Christine Braunshausen, qui y a oeuvré cinq ans, décrit "le ton complètement décalé, l'humour homo plein d'autodérision" qui avait cours à l'antenne. Un émission phare, "Double face", est emblématique de cet esprit d'euphorie. "Le cul y était abordé de manière frontale. On pouvait demander le nombre de centimètres à ceux qui appelaient, ou bien s'ils avaient des abdos ou pas. Si on avait un doute, deux motards allaient vérifier en direct la bête sur place", décrit en riant Marc Epstein. Dans cette époque, ce n'est pas que de la gaudriole : "En 1982, c'est très politique de s'exprimer de la sorte. Ça veut dire 'nous n'avons pas honte, nous sommes là et vous allez vous habituer'."

De Fréquence Gaie à Radio FG

Dès ses premières années pourtant, la radio est victime de son succès. Orientation politique, fatigue militante, guerre des chefs grèvent peu à peu l'enthousiasme des équipes. "Tous les ans il y avait des intrigues et des renversements de direction. Les assemblées générales houleuses et les putschs se sont multipliés entre les camps de la radio. Il y a eu plus de dix directeurs et cinquante responsables des programmes dans cette radio", évalue Patrick Rognant, animateur avant-gardiste d'émissions musicales, qui a bien connu les changements de la radio dans la décennie 1980. Lorsque la justice est chargée de mettre de l'ordre dans la gestion de Fréquence Gaie en 1984, le magistrat juge que "les organes d'administration de l'association sont dans l'incapacité d'assurer une gestion normale" et désigne un administrateur provisoire pour la restructurer. Les logiques de rentabilité ont raison de la fougue des premières années de Fréquence Gaie. "J'ai cessé de m'intéresser à F.G. quand j'ai vu, c'était en 84 ou 85, que l'important était devenu la cravate et le complet veston, la précision technique, le clean, le straight, le respect des horaires, le respect de la hiérarchie", juge Geneviève Pastre, ancienne présidente de la radio, en 2002 dans ses mémoires, Une femme en apesanteur.

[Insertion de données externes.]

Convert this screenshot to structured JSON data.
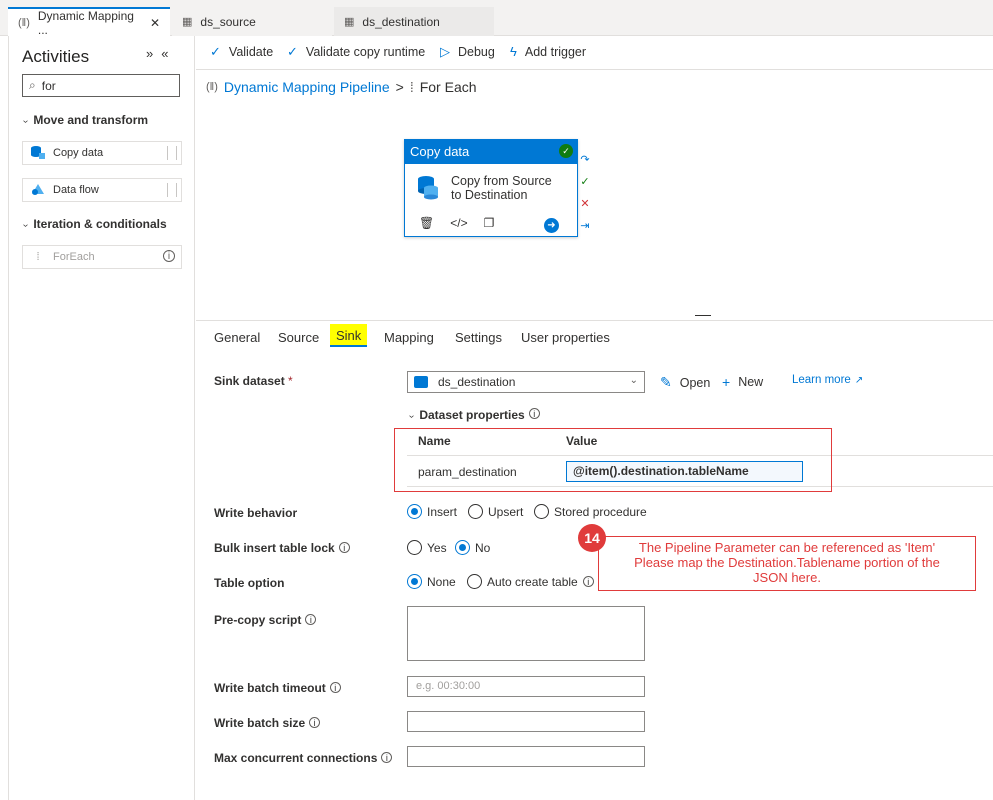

Manifestation Fréquence Gaie du 22 janvier 1983

Les problèmes de rentabilité ne cessent surtout de mettre en péril la station. En 1987, pour assurer le financement des studios et du matériel, Gai Pied en prend les rênes et la radio change de nom pour devenir Futur Génération. "Ça n'a pas fonctionné longtemps car Gai Pied était incapable de faire fonctionner une radio. Quand le CSA a menacé de ne plus nous accorder la fréquence, on a confié les clés à Henri Maurel", explique Patrick Rognant. Au bout de trois ans, les clés sont finalement confiées au fondateur de Gais pour les libertés, association pour les droits des homosexuels. En 1990, la station est renommée Radio FG. "L'avantage, c'est qu'on peut interpréter ces deux lettres au gré de ses humeurs, remarque Henri Maurel dans Le Monde en 1996. FG comme filles et garçons, bien sûr, mais aussi comme Funny Guys ou Farine à gâteaux ou encore Follement gay…"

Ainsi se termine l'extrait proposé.